Female gender (odds ratio [OR], 1.04; p=0.002), later diagnosis year (OR, 1.48 and 1.81 for 2011 and 2012, respectively; p<0.001 for each comparison vs 2010), previous cancer diagnosis (OR, 1.07; p<0.001), earlier stage of disease (OR, 1.24; p<0.001 for stage 2 vs stage 1), and receipt of chemotherapy (OR, 1.11; p<0.001) were among the factors associated with a higher likelihood of undergoing MMR deficiency testing.
Conversely, factors associated with a lower likelihood of testing included older age (OR, 0.31 for age ≥70 years; p<0.001 vs age <30 years), rectosigmoid or rectal tumour location (OR, 0.92; p=0.01), nonmucin-producing adenocarcinoma (OR, 0.93; p=0.01), grade 2 or unknown grade tumour (OR, 0.93; p=0.04 and OR, 0.61; p<0.001), nonreceipt of definitive surgery (OR, 0.33; p<0.001), and nonreceipt of colectomy (OR, 0.89; p=0.001).
Among younger adults, later diagnosis year (OR, 1.52 and 1.74 for 2011 and 2012, respectively vs 2010) and stage 2 disease (OR, 1.29) were among the factors associated with receipt of MMR deficiency testing while older age (OR, 0.64 for age 40–49 vs <30 years), rectosigmoid or rectal tumour location (OR, 0.76), unknown tumour grade (OR, 0.64), and not undergoing definitive surgery (OR, 0.42; p<0.001 for all) were associated with nonreceipt of testing.
Patients who had ≥12 regional lymph nodes examined during colectomy were more likely to undergo MMR deficiency testing, regardless of age group (OR, 1.44; p<0.001), while those without insurance coverage (OR, 0.84; p=0.0307) or those admitted to a nonacademic or nonresearch facility (OR, 0.44 and 0.63 for comprehensive community cancer programme or community cancer programme, respectively; p<0.001) were less likely to undergo testing.
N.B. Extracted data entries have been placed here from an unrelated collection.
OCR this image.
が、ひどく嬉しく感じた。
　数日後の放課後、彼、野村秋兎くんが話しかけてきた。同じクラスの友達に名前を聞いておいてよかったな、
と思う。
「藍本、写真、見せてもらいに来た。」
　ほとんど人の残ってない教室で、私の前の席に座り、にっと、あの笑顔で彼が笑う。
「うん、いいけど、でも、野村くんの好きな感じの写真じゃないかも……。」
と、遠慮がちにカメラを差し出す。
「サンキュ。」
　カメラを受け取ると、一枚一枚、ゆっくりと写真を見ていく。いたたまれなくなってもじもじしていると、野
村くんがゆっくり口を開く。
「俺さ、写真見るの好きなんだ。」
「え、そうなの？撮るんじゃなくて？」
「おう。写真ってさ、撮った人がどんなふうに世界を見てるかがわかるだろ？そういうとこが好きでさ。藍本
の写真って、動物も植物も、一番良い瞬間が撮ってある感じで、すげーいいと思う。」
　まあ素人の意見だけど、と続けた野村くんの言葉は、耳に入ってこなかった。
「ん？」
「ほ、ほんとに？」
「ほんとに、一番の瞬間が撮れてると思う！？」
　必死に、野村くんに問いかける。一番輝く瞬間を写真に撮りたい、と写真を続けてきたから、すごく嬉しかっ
“[MMR] deficiency of DNA is a characteristic feature of Lynch syndrome and has been observed in up to 15 percent of sporadic CRCs. [MMR] deficiency can be due to germline mutations in DNA MMR genes [MLH1, MSH2, MSH6, or PMS2] or somatic epigenetic silencing of MLH1, which result in unrepaired repetitive DNA sequences,” said the researchers, highlighting that the results of MMR deficiency testing may have both prognostic and therapeutic implications.
“[U]nderuse of testing according to socioeconomic and insurance status potentially suggests that national guidelines are not being equitably applied across all sociodemographic groups … interventions tailored to groups at higher risk for nonadherence to testing guidelines may be warranted,” they said.